La sorpresa arriva però alla fine della serata quando scopro che una signora, zitta zitta, si è seduta accanto al vassoio e se ne è mangiati ben 12!! E se è certo che non si può piacere a tutti, vi assicuro che è sempre una grande soddisfazione sapere che almeno una persona ha apprezzato a tal punto quello che hai cucinato da svuotare il piatto.
PS: i tartufi di Chiara sono squisiti, vi invito a provarli per scoprire l'effetto che fa! :-)

Palline allo zafferano
per circa 25 palline

80 gr di panna liquida
200 gr  di cioccolato bianco
un pizzico di zafferano in polvere
zucchero a velo
un paio listarelle di bucce di arancia candita

Tagliate a scaglie il cioccolato e fondetelo a bagnomaria.
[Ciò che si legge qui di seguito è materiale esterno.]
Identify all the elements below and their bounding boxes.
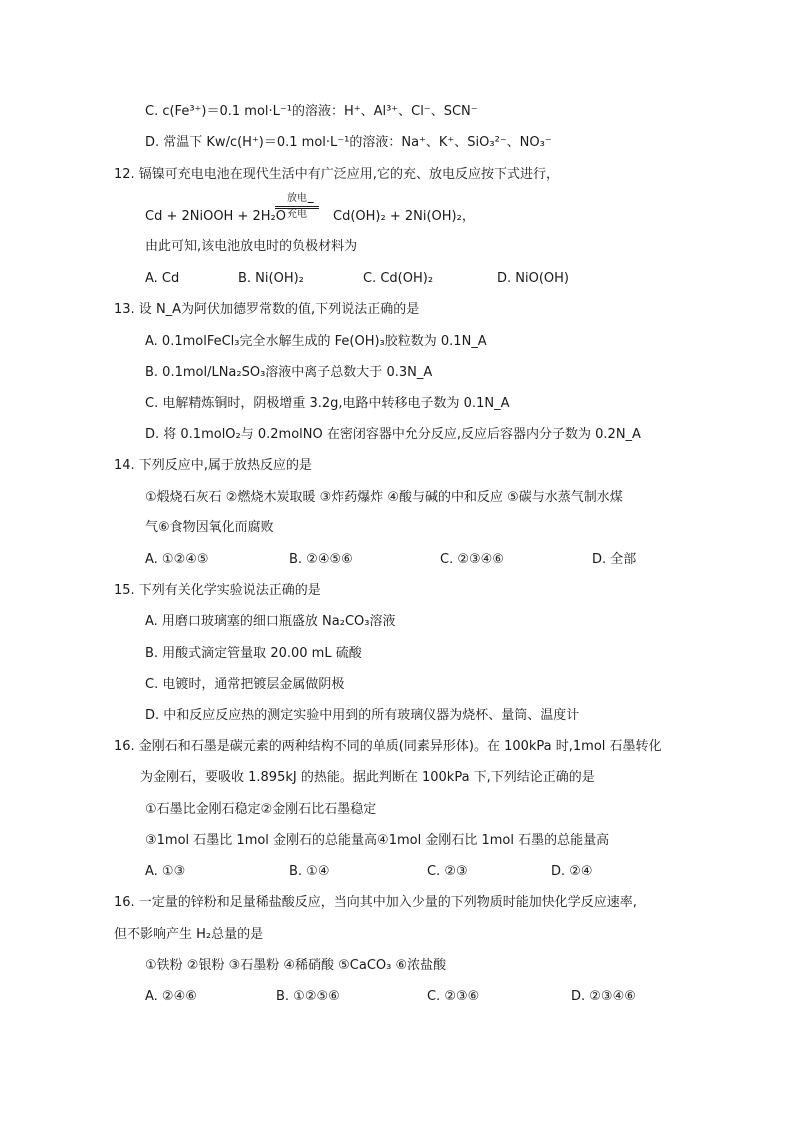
q13-option-b: B. 0.1mol/LNa₂SO₃溶液中离子总数大于 0.3N_A: [145, 365, 433, 380]
q12-option-a: A. Cd: [145, 271, 180, 286]
q12-option-d: D. NiO(OH): [497, 271, 569, 286]
q16b-option-b: B. ①②⑤⑥: [276, 989, 340, 1004]
q15-stem: 15. 下列有关化学实验说法正确的是: [114, 583, 321, 598]
q15-option-b: B. 用酸式滴定管量取 20.00 mL 硫酸: [145, 646, 362, 661]
q15-option-c: C. 电镀时，通常把镀层金属做阴极: [145, 677, 345, 692]
q15-option-a: A. 用磨口玻璃塞的细口瓶盛放 Na₂CO₃溶液: [145, 614, 396, 629]
q16b-option-a: A. ②④⑥: [145, 989, 197, 1004]
q16a-option-d: D. ②④: [551, 864, 593, 879]
arrow-label-discharge: 放电: [287, 193, 307, 204]
q14-option-a: A. ①②④⑤: [145, 552, 209, 567]
q15-option-d: D. 中和反应反应热的测定实验中用到的所有玻璃仪器为烧杯、量筒、温度计: [145, 708, 580, 723]
q16a-items-line1: ①石墨比金刚石稳定②金刚石比石墨稳定: [145, 802, 377, 817]
q16b-stem-line2: 但不影响产生 H₂总量的是: [114, 927, 264, 942]
q16a-option-a: A. ①③: [145, 864, 186, 879]
reversible-arrow-icon: [275, 193, 319, 223]
q16b-items: ①铁粉 ②银粉 ③石墨粉 ④稀硝酸 ⑤CaCO₃ ⑥浓盐酸: [145, 958, 447, 973]
q16b-stem: 16. 一定量的锌粉和足量稀盐酸反应，当向其中加入少量的下列物质时能加快化学反应速率,: [114, 895, 637, 910]
q12-equation-right: Cd(OH)₂ + 2Ni(OH)₂，: [333, 209, 475, 224]
q13-stem: 13. 设 N_A为阿伏加德罗常数的值,下列说法正确的是: [114, 302, 420, 317]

Fate scaldare la panna e unitevi lo zafferano. Mescolate la panna e il cioccolato e amalgamate bene e poi mettete tutto in frigo a raffreddare per un paio di ore. Riprendete in mano il composto aiutandovi magari con un cucchiaio per ammorbidirlo, formate le palline e rimettetele in frigo (attenzione, se le mani saranno troppo calde, il composto tenderà a sciogliersi). Quando saranno ben sode rotolatele nello zucchero a velo frullato con le bucce di arancia.